After curving right and dropping to cross a steep-banked creek on a wooden footbridge, the trail climbs to intersect closed dirt FR 969A. The trail turns right to join the ridgetop forest road for a few hundred feet before turning left to leave it and descend into the next ravine. Watch for the orange plastic diamonds to stay on the trail in this area. The trail drops into and climbs out of three more steep ravines as it embarks on a northward course. Another closed forest road is crossed on the ridge between the second and third ravines. After climbing out of the third ravine, the trail curves right and descends into a lowland area with a wetland on the left.

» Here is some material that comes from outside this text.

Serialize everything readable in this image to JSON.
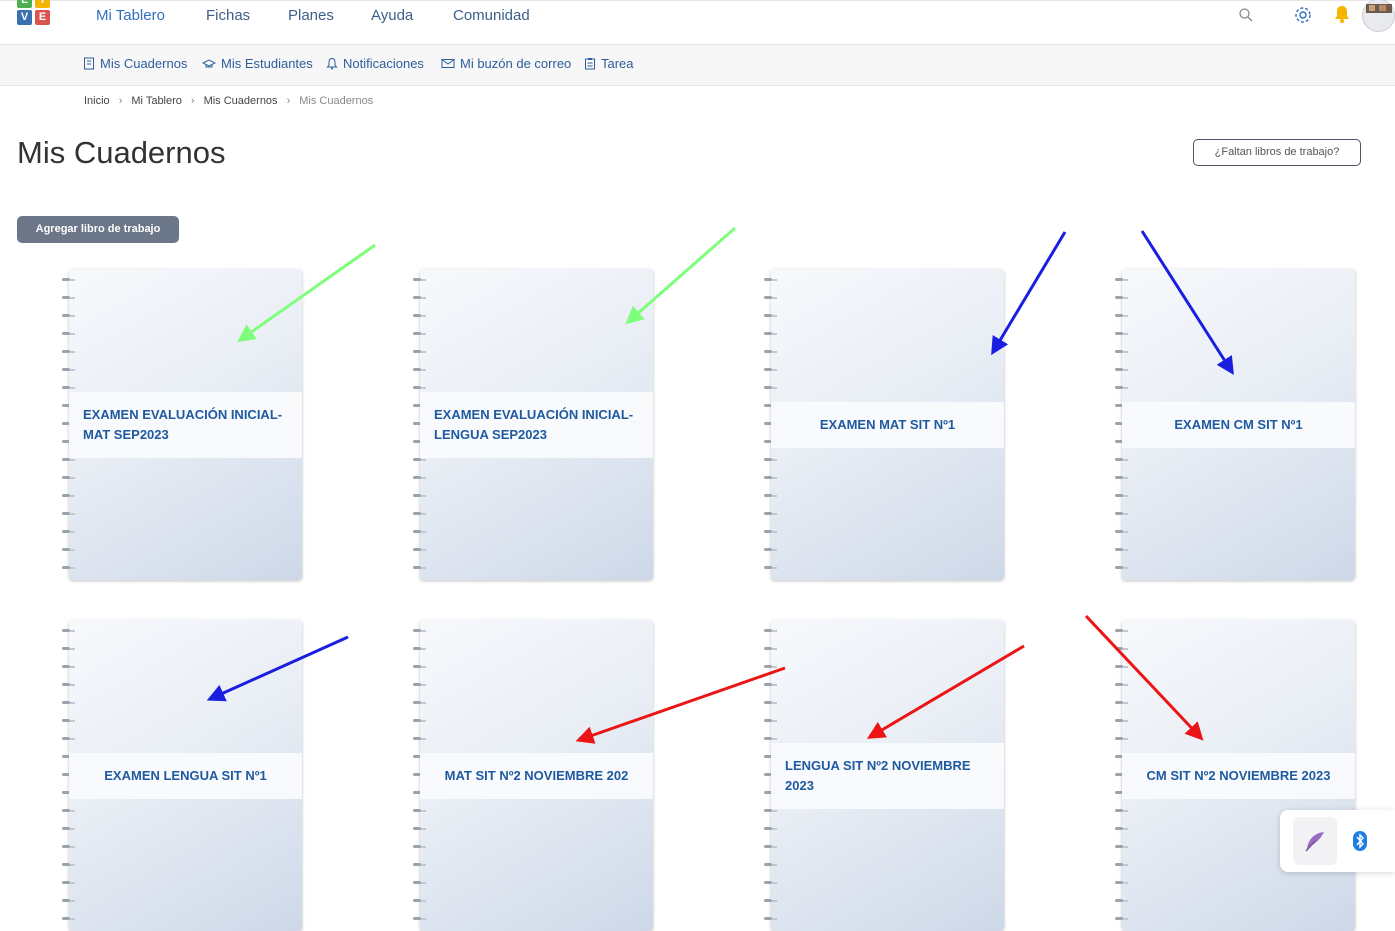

Hiking through a lowland area

At 2.7 miles, you reach the end of the Headwaters Trail at its intersection with the gravel Lakeside Trail. Turn left to begin heading clockwise around the Lakeside Trail. Now you quickly realize that your time in the primitive backwoods is over. A scarcely visible dirt trail with few constructions or amenities is replaced by wooden boardwalks crossing the main creeks that feed Choctaw Lake, a front-country gravel path, distance markers every 0.25 miles, and numerous benches overlooking the lake. Surely one of these benches is worth a sit, rest, and trail snack while you watch the ducks and other waterfowl that enjoy the lake.

Choctaw Lake

The trail crosses two boardwalks and begins heading south along the east bank of Choctaw Lake. My approach on a cool afternoon sent several turtles that were sunning on logs plopping into the lake. Choctaw Lake’s disc golf course, which goes all the way around the lake, passes near the trail. This disc golf course looks like a wild one: one hole requires a forced carry over one of the lake’s wider inlets! At 3.6 miles, you reach the northeast end of Choctaw Lake’s dam and the Noxubee Hills Trailhead’s large parking lot. The Lakeside Trail turns right and begins a long, sunny walk across a wooden boardwalk built along the dam. After crossing the lake’s spillway on an iron bridge with wooden deck, the trail curves right and reenters the woods.

Choctaw Lake's spillway

The balance of the hike heads northwest with Choctaw Lake immediately to your right. At 4.3 miles, you reach a large cluster of picnic tables and a small swimming area. Angle left and climb the steps to reach the entrance road. The Chata Trail parking area that contains your car is a couple hundred feet down the entrance road on the left.